Hello everyone, today we are going to talk about a practical topic, dynamic monitoring thread pool practice, new open source project (DynamicTp) address at the end of the article, welcome to exchange learning.


Writing in the front

If you have some experience in Java programming, you will know that the essence of Java is in the JUC package, which is the masterpiece of Doug Lea. The evaluation of a programmer’s Java level, to a certain extent, depends on his mastery of some of the technologies under the JUC package. This is also one of the basic technical points that must be asked in the interview.

Juc packages mainly include:

1. AtomicXXX

2. Lock class (XXXLock)

3. Thread synchronization (AQS, CountDownLatch, CyclicBarrier, Semaphore, sanoradiator)

4. Task Executor classes (Executor architecture classes, including today’s hero, ThreadPoolExecutor)

Concurrent collection classes (ConcurrentXXX, CopyOnWriteXXX) related collection classes

6. BlockingQueue class

7. The Future related classes

8. Other auxiliary tools

In multithreaded programming scenarios, these classes are essential skills that can help us write high-quality, high-performance, bug-less code. At the same time, these are some of the more difficult technologies in Java, which need to be persistent, learn to apply, and feel the secrets they bring in the use.

In this article, we will mainly introduce dynamic monitorable thread pools, so we will not expand on the specific content, and we will talk about it separately sometime later.

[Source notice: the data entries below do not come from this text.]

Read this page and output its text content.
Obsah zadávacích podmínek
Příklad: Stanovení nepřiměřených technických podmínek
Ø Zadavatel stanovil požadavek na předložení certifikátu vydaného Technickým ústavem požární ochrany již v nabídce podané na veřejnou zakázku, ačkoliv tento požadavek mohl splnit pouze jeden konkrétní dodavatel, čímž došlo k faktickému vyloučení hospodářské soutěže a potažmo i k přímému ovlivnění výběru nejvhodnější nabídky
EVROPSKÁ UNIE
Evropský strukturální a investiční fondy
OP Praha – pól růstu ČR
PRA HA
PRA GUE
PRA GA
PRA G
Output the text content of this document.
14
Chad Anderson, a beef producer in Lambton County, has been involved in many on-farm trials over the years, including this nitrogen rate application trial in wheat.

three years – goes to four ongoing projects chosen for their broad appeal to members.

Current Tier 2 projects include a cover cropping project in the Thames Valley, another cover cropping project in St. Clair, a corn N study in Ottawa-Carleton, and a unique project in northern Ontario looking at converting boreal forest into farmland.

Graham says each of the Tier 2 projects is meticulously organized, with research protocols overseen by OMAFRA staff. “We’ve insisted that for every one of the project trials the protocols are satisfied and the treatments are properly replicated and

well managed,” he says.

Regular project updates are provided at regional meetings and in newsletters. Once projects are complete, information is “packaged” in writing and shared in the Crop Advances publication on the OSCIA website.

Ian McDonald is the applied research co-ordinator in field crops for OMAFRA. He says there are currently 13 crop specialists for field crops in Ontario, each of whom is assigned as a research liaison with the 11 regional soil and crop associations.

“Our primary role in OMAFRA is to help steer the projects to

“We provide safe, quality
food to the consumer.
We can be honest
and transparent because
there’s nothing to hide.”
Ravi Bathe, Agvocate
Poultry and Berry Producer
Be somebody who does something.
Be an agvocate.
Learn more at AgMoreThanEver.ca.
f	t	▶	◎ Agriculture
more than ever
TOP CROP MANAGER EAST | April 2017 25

Before reading this article, I hope you have some experience with ThreadPoolExecutor, otherwise it will seem a bit confusing.

If you are not familiar with ThreadPoolExecutor, the following two articles are recommended

Javadoop: www.javadoop.com/post/java-t…

Meituan technology blog: tech.meituan.com/2020/04/02/…


background

Do you have any of the following pain points when using ThreadPoolExecutor?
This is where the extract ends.